Citizens United threatens to undermine the fiduciary duty of elected officials to the people. It is inconsistent with historic understanding that free speech was a right for people, that it was anti-hierarchical, and that it was designed to produce adequate information from multiple perspectives. It is in tension with the recognition that government has a positive role in furthering free speech and democracy. Government action may support free speech. It is not always a threat. Nor is unrestrained private power merely a benefit for robust free speech.
The Citizens United and Davis v. FEC decisions can best be understood in light of the ecology of freedom of expression and a host of threats it faces. As de Tocqueville, Daniel Webster, and James Madison were aware, extreme concentration of wealth in few hands tends to undermine democracy as well as effective speech from multiple perspectives. In addition, undermining the anti-trust laws to permit extensive corporate consolidation threatens democracy. That candidates need huge advertising budgets for television and often must rely on those with great wealth for contributions undermines their fiduciary duty to “the people.” It facilitates an insidious form of corruption of the political process. Concentration of media power in a few corporate hands exacerbates the problem. The demise of the Fairness Doctrine facilitates one sided political communication.
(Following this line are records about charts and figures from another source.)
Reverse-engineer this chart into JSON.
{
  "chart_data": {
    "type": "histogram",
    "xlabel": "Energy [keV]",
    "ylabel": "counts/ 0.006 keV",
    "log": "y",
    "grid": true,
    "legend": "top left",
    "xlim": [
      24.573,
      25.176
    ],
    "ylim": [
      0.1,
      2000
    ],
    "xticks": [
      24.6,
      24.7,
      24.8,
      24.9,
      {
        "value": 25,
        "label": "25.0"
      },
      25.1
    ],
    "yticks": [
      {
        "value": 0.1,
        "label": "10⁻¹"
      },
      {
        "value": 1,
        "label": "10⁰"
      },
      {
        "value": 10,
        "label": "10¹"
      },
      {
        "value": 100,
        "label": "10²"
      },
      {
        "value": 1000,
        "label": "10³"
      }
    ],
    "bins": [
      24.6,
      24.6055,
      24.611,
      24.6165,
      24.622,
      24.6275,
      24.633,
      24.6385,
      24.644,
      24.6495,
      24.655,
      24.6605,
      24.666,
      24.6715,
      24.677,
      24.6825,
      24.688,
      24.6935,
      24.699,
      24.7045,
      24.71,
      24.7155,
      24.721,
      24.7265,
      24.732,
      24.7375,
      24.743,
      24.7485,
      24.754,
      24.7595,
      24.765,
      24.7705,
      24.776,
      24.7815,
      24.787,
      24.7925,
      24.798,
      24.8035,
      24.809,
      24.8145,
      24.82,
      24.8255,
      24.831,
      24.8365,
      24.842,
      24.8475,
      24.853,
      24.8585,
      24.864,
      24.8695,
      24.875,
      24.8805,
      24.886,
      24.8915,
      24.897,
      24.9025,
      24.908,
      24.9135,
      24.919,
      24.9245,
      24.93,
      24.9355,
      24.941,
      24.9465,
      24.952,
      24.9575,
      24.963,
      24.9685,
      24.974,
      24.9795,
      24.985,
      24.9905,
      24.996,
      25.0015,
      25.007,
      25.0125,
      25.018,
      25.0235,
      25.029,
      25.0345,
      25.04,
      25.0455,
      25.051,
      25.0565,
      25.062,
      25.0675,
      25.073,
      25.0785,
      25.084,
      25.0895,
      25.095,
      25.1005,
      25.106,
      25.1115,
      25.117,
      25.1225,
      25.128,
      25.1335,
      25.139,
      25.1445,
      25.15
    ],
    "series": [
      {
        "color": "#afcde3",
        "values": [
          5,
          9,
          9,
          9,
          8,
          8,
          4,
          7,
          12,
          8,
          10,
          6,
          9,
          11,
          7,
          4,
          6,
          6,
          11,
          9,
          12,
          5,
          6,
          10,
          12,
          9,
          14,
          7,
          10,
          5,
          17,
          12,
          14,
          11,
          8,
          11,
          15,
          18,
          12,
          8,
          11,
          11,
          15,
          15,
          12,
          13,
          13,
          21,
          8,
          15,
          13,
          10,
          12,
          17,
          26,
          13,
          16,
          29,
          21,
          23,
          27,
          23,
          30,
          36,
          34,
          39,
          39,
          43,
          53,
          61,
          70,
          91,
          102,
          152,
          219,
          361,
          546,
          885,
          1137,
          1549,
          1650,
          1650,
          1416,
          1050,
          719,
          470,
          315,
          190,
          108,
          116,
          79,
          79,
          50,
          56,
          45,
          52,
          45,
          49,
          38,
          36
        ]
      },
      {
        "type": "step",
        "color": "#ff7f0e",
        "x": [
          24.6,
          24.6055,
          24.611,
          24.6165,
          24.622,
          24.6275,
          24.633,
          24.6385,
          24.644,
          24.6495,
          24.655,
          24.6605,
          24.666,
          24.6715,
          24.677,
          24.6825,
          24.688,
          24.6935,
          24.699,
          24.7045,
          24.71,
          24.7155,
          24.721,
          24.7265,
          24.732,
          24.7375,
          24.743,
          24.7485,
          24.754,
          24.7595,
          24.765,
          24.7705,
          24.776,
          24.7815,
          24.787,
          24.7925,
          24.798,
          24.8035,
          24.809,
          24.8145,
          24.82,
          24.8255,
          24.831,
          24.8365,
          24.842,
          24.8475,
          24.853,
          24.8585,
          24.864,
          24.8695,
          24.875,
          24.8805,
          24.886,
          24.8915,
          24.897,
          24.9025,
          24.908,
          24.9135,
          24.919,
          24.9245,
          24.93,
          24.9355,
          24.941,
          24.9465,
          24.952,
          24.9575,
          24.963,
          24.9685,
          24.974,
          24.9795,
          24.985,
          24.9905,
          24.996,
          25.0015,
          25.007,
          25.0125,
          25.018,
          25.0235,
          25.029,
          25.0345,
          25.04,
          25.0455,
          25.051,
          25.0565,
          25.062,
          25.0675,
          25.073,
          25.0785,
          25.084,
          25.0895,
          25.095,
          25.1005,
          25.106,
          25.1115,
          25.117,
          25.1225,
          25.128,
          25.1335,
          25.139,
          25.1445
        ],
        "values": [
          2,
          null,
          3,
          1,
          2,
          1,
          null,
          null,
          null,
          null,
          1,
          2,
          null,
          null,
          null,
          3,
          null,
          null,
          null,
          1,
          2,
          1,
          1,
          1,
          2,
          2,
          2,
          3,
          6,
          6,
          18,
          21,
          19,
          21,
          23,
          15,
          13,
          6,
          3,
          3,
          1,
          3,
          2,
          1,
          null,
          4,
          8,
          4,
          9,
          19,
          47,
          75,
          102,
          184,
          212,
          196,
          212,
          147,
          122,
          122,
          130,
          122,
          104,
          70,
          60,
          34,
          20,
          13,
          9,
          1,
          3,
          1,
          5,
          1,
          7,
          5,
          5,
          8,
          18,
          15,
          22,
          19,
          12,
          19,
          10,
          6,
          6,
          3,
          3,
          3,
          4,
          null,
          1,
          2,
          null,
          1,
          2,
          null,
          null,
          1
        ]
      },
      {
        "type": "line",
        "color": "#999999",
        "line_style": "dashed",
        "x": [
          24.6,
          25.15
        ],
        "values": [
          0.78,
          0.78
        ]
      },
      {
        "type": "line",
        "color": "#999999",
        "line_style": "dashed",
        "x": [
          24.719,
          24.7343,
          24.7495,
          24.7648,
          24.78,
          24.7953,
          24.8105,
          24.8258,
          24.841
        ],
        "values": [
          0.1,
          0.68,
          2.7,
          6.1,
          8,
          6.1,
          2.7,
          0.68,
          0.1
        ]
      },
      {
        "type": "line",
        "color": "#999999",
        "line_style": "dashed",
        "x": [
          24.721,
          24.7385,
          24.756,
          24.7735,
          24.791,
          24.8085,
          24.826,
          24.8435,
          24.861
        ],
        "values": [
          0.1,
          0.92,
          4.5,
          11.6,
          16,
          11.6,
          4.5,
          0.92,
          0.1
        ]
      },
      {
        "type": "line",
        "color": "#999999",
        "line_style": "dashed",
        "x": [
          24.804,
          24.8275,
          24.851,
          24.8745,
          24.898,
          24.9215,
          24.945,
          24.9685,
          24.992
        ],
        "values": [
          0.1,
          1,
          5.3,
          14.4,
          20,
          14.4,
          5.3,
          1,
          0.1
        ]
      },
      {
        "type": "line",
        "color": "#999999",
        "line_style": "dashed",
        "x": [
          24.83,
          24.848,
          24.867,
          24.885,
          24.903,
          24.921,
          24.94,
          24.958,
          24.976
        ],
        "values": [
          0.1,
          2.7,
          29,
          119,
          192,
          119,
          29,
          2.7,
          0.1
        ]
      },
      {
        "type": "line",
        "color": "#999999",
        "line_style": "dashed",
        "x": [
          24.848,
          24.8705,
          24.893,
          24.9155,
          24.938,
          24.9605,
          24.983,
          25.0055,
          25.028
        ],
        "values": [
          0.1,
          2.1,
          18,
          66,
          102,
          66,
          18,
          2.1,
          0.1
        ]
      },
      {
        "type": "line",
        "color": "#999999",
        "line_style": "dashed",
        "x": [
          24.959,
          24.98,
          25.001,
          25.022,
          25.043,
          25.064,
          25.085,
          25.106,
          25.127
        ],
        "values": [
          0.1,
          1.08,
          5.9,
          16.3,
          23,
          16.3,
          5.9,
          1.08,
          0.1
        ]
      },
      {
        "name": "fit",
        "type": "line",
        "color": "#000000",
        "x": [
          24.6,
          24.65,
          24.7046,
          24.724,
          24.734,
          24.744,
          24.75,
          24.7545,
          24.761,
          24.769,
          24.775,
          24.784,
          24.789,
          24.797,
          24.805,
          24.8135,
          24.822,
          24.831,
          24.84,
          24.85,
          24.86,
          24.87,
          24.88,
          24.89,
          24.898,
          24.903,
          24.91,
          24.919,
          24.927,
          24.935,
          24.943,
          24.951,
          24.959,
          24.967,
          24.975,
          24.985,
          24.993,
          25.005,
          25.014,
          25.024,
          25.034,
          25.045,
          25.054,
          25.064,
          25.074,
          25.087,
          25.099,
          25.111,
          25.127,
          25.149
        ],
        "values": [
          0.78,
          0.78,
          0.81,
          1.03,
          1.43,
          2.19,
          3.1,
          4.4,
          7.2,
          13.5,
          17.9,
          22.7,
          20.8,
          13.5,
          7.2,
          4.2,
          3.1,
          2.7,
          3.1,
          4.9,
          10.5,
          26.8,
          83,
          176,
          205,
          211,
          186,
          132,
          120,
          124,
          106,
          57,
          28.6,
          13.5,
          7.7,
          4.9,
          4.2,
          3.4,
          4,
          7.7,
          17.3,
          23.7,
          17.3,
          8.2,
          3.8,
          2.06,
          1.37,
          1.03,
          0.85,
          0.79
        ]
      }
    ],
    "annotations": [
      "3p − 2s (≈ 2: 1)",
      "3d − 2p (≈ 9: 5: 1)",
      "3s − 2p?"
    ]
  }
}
The decisions of the Lochner era struck down progressive legislation, but left the political process relatively open. Decisions which undermine the democratic nature of the political process are worse. They strangle reform in the crib. The Court’s rejection of any consideration of equality of access to speech in the political process and its refusal to see any threat to the fiduciary role of public officials beyond outright bribery block almost all meaningful reform.